44Dans un autre contexte, Bohle (2007) propose un cadre d’analyse organisationnelle de la vulnérabilité selon 4 axes : les acteurs vulnérables (marginaux, dépossédés de droits, défavorisés), les arènes de jeu (de vulnérabilité ou de subsistance), les agendas des vulnérables et leurs activités pour réduire la vulnérabilité (négociation, lutte, adaptations) ou subsister -coping stratégies- (2007). Les « arènes » de vulnérabilité sociale peuvent être tout à la fois des environnements dangereux, violents ou politisés ; la vulnérabilité à alors un lien avec la répartition des pouvoirs, les processus de conflits, les mécanismes de marginalisation socio-spatiale, de privation, d’impuissance, de perte de droits.
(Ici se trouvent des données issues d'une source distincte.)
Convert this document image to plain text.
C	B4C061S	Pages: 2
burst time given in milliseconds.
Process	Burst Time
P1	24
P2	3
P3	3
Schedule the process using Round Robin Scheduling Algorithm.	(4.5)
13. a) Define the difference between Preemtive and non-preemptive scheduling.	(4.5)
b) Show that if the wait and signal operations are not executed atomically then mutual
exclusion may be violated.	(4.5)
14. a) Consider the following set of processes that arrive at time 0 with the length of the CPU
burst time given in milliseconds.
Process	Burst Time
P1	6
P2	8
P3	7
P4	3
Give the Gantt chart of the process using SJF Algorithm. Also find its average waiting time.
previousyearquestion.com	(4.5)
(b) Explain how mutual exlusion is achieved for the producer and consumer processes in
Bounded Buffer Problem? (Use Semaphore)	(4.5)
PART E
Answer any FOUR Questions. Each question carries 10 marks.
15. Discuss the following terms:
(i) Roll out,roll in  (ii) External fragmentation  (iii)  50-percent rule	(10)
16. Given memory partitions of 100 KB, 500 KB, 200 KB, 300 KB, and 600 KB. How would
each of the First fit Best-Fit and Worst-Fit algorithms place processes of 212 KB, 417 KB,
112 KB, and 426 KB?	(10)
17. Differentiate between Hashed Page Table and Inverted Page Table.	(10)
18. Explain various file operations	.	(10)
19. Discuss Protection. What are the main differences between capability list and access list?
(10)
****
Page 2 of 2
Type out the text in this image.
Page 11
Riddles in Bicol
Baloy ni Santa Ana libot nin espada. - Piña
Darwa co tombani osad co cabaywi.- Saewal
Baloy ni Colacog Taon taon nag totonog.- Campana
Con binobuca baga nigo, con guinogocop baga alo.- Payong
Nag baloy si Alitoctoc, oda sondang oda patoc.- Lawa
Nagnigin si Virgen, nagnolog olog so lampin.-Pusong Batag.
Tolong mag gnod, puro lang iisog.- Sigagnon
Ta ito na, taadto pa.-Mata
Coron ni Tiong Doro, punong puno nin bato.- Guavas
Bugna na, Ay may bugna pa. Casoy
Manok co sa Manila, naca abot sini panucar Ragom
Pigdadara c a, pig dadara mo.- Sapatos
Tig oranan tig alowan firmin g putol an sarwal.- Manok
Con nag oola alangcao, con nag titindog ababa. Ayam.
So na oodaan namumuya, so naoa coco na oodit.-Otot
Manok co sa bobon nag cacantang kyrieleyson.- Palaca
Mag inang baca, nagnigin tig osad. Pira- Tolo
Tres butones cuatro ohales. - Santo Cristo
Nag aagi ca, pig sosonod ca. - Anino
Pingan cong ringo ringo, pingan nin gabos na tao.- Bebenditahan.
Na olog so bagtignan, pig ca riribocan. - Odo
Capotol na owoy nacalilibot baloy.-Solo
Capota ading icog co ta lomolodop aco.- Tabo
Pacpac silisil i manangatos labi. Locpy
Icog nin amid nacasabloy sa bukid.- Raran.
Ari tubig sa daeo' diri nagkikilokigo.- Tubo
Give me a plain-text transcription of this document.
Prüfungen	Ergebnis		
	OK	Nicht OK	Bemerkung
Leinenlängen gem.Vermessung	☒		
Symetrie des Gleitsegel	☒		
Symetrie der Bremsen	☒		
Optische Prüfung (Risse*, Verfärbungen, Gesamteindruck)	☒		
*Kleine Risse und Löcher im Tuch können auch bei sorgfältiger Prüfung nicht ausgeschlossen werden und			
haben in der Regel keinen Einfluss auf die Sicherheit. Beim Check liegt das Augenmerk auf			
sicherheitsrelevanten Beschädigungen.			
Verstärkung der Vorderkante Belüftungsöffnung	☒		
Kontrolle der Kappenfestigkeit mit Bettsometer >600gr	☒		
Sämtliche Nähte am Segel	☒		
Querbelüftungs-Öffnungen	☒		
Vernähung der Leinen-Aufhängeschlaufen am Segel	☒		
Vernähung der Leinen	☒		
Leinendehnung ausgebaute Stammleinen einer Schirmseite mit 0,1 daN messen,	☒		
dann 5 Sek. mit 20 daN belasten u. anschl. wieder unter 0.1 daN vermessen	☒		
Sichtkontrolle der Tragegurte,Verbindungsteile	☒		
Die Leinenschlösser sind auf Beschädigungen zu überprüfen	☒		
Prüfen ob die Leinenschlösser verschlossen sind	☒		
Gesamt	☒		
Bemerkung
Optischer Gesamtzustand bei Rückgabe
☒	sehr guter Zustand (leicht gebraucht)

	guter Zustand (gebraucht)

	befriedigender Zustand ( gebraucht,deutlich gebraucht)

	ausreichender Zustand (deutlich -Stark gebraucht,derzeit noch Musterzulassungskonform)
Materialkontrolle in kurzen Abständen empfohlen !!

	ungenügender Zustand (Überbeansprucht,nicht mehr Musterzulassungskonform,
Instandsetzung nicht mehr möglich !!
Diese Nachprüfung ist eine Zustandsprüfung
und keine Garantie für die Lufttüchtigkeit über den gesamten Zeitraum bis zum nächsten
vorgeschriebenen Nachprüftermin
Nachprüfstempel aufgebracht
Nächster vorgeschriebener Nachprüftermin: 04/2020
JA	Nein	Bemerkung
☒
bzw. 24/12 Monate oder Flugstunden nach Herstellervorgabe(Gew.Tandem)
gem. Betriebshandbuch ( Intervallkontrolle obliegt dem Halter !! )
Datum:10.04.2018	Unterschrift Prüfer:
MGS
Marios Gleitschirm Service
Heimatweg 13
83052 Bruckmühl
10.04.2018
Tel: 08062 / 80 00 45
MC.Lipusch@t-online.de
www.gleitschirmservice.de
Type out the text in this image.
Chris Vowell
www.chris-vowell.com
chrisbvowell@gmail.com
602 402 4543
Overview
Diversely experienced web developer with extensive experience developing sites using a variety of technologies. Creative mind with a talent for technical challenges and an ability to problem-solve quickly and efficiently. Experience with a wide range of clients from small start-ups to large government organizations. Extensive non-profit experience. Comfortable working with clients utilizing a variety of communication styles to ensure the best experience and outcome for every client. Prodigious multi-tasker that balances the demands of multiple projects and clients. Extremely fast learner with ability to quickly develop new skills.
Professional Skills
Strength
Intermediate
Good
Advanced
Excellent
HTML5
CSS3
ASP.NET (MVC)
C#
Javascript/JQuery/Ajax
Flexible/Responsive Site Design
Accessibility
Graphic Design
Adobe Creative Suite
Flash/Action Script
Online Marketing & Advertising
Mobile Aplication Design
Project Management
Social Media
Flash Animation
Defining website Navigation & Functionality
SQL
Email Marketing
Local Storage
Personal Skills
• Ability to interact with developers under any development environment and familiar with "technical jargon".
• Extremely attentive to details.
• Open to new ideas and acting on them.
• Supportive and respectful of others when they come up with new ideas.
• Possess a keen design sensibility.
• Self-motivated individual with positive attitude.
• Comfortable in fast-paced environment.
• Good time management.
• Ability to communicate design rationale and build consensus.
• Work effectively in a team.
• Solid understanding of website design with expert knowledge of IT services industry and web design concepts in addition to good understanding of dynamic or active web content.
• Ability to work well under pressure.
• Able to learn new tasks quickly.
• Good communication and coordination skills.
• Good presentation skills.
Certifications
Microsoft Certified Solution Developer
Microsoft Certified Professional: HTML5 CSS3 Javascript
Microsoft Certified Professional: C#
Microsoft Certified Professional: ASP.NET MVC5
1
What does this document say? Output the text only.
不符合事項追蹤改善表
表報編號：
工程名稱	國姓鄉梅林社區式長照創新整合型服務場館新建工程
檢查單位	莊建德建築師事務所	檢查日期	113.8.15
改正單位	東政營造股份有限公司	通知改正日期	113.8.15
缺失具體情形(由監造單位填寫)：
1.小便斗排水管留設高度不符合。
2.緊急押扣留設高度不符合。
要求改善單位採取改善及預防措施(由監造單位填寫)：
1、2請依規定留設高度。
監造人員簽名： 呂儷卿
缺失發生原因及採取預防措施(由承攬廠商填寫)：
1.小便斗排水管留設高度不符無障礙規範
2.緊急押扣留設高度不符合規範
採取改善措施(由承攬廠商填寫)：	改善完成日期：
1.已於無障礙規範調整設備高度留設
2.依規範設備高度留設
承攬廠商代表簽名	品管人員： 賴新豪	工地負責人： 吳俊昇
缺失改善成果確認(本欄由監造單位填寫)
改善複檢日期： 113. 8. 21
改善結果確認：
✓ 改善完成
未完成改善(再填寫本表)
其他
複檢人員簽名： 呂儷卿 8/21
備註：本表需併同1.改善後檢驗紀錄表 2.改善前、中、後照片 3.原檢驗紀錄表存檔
L’intérêt de l’approche de Bohle est de proposer une « sociogéographie » de la vulnérabilité permettant de comprendre comment les individus et groupes sociaux « vivent avec » sur un territoire spécifique.

45Plus récemment encore, Créton-Cazanave et al. (2009) font une analyse de sociologie pragmatique de la vulnérabilité du système d’alerte aux crues rapides dans le Gard : une vulnérabilité structurelle (organisation bureaucratique, redondance de l’information, imbrication des enjeux et des compétences des acteurs), mais aussi conjoncturelle liée aux défaillances dans la mise en œuvre du système d’alerte (défaillances des réseaux de communication, des instruments de mesure météo/hydrologiques, et de l’action en contexte incertain). Les auteurs montrent ainsi que l’organisation de l’alerte aux crues peut générer de la vulnérabilité pour les populations, mais que le processus d’alerte est lui-même vulnérable aux défaillances techniques et organisationnelles. Ils soulignent toutefois que l’approche par la vulnérabilité « conduit à masquer une part du processus d’alerte : les innombrables rattrapages, ajustements, anticipations, ou corrections effectués par les acteurs dans le cours de l’action » (p. 488) et qu’il faut y combiner la question de la résilience pour avoir une vision moins tronquée des dynamiques organisationnelles.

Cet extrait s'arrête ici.